Tuesday, October 13, 2009


Heaven Looks a Lot Like the Mall
by Wendy Mass
(4 scoops)
This novel is written in verse and, for the most part, the short lines enhanced the quick pace and ephemeral quality of the inner monologue, but at other times, the enjambment was so illogical that it stalled my reading. There were many genuinely touching moments in this story about a girl who gets pegged in the head by a dodge ball and finds her self in the hospital teetering between life and death. The ending is a bit didactic and moralistic, but it happens to be a moral I agree with, so I didn't particularly mind! Each section had a very clever ending, which made them fun to read, but since I read the book in one sitting, the predictability made the individual endings seem a bit less clever. Overall, despite a few flaws, I found this book extremely charming. 

And it has inspired another contest!

Tell me about a purchase you made at the mall 
that was significant in some way.
You can write a poem, like Wendy Mass, or just ramble as you see fit. 
Make sure to explain what the purchase was 
and how it turned out to be significant.
The winner will be announced on Friday the 23rd
and the prize is a mall inspired gift bag!
So, like, get to it!


  1. Just before 1989 turned into 1990 my whole family went to the mall for some last minute holiday deals. My brothers and I had been harping on our parents to let us get our ears pierced and they just wouldn't relent. Then one day at school Craig Witt came in wearing a gold stud in his right ear that happened to be a magnetic earring. It was like God had heard my prayer. So we went to the mall, found Claire's, or some accessory shop, and found the coveted magnetized gold studs. There were four of us so we bought two packets so we could each wear one on our left ear. In my eager fit to get the pieces out of the packaging the studs went flying and were lost in the throng of holiday shoppers shuffling by. I didn't get a replacement pack and losing those studs probably prevented me from piercing my ear in the bathroom with a bulletin board push-pin. I'm not sure why I gave up on my desire to have an earring, but we left the mall that day without protest and without gold studs.

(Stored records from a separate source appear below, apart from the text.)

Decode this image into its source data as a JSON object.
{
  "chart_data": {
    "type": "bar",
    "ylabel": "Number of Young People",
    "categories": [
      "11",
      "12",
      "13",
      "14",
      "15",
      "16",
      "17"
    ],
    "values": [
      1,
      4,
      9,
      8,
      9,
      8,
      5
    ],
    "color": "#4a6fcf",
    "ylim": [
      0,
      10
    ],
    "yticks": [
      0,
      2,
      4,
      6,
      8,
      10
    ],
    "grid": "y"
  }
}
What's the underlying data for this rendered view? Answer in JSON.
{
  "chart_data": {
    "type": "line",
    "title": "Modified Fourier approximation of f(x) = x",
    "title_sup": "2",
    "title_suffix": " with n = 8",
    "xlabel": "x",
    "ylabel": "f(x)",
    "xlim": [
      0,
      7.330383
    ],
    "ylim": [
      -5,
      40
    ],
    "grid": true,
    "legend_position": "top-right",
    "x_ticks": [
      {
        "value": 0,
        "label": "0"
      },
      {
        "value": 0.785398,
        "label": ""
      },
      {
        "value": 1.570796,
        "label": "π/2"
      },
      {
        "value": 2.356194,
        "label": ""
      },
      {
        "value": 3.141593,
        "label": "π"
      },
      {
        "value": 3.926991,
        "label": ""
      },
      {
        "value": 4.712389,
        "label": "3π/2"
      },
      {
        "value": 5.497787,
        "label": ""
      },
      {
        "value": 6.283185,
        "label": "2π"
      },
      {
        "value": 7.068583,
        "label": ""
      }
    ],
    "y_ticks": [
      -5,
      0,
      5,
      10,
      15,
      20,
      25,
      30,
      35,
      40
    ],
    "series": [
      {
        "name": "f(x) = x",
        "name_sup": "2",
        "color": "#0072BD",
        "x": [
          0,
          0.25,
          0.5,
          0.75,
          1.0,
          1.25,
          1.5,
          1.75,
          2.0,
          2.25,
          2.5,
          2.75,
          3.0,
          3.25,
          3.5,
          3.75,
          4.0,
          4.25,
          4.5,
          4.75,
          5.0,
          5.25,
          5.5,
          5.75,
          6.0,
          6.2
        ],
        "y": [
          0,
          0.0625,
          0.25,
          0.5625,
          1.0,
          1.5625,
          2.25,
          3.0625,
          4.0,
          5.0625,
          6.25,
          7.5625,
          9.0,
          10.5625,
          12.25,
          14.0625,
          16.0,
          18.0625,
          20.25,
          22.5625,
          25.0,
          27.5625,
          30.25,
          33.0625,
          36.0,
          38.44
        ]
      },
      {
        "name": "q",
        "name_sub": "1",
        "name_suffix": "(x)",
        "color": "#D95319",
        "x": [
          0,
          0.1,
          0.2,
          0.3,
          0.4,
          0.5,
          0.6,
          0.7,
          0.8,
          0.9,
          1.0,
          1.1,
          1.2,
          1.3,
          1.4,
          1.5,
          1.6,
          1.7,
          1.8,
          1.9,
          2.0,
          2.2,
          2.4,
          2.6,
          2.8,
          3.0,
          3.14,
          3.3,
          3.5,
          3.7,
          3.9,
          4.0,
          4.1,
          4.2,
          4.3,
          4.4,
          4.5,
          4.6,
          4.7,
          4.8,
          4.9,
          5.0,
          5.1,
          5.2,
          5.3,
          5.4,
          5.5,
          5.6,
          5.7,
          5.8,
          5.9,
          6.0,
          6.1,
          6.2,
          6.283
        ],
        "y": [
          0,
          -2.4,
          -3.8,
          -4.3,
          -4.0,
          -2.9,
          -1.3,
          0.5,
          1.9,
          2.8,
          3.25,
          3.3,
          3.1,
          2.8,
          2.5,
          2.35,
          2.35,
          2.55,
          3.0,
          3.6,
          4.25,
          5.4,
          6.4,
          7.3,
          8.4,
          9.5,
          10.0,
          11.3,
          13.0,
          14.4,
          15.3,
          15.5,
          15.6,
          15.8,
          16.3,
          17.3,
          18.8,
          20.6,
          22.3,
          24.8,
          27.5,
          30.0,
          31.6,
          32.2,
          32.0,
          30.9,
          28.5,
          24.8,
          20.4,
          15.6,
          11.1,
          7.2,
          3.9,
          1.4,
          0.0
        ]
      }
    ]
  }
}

  2. Pocket burn spirit free
    Took my twenty on a shopping spree
    No regrets, passed a pack of cigarettes
    Bat eyelashes at a nerdy hunk
    A blue and purple purse made by a Buddhist monk?
    Hmm, I think I like
    Holds cell phone, camera, pack of Mike and Ikes
    Made my three dollar purchase, made the economy good
    wanted to hail a cab, but there I stood
    never once thinking that on my way back
    I would wet my phone, break my camera, spill my Mike and Ikes
    give myself a heart-attack!
    Why did I not use the purse you ask?
    Because taking it out, packing stuff in, would've been quiet the task
    Broke my twenty on that stupid purse
    should have spent more time being careful first.

  3. arghh. Why can't I cut and past what I wrote from word? arghhhh

  4. It was Mother's Day. Or my mother's birthday. Or Christmas. Or any other day you can think of where a gift needed to be purchased for my mother. I was nine or ten and had no money. I had no idea what an allowance was - and I doubt the word was even in my vocabulary - so my cash flow depended on whether or not my grandfather was in the vicinity and if what i wanted was something of National importance like a twix or a grape soda. i miss grape soda. anyway, I wanted to buy my mother a present. A gift. Something of value with an actual VALUE attanched to it. Not something I made with cotton balls and too much glitter that fell from it in waves. Something that came from a store - glamorous and shiny. I wandered around for a while. Nothing was right. Nothing was adult enough. Then, in the middle of tha mall there was a man in a kiosk selling jewels - selling treasure. And he had two bracelets: one diamonds and emeralds and the other diamond and rubies. They were beautiful. Something adults would wear or ladies in the renaissance paintings. I asked my grandfather for five dollars. Enough for ten grape sodas. I bought both bracelets and even tried them on. Perfect. I wrapped them up and...here's the thing. That's where the memories stop. I don't remember my mother's reaction when she saw the bracelets. I don't remember if her features changed or if she forced a smile. I do remember that as the years passed I felt more and more embarrassed by my purchase. Wondering why I ever mistook the polished plastic for diamonds or the painted metal for silver. I wondered how long my mother waited before throwing them out. A few years ago my mother was pulling out her jewelry. Gorgeous pieces that she's bought over the years. She was going out and needed something to wear - so she took out box after box after - "Do you remember these?" she said after one box. I did. The two bracelets had changed a lot. The plastic stones had sucked all the dust out of the air - they were so dark you could hardly tell them apart. The silver was black and cracked - barely holding the stones together. My mother smiled and closed the box and put it back in the drawer. I remember it was a velvet lined box. Like for actual jewelry.

  5. You are all such beautiful writers and people! What a lucky lil blogger I am to have readers like you!!!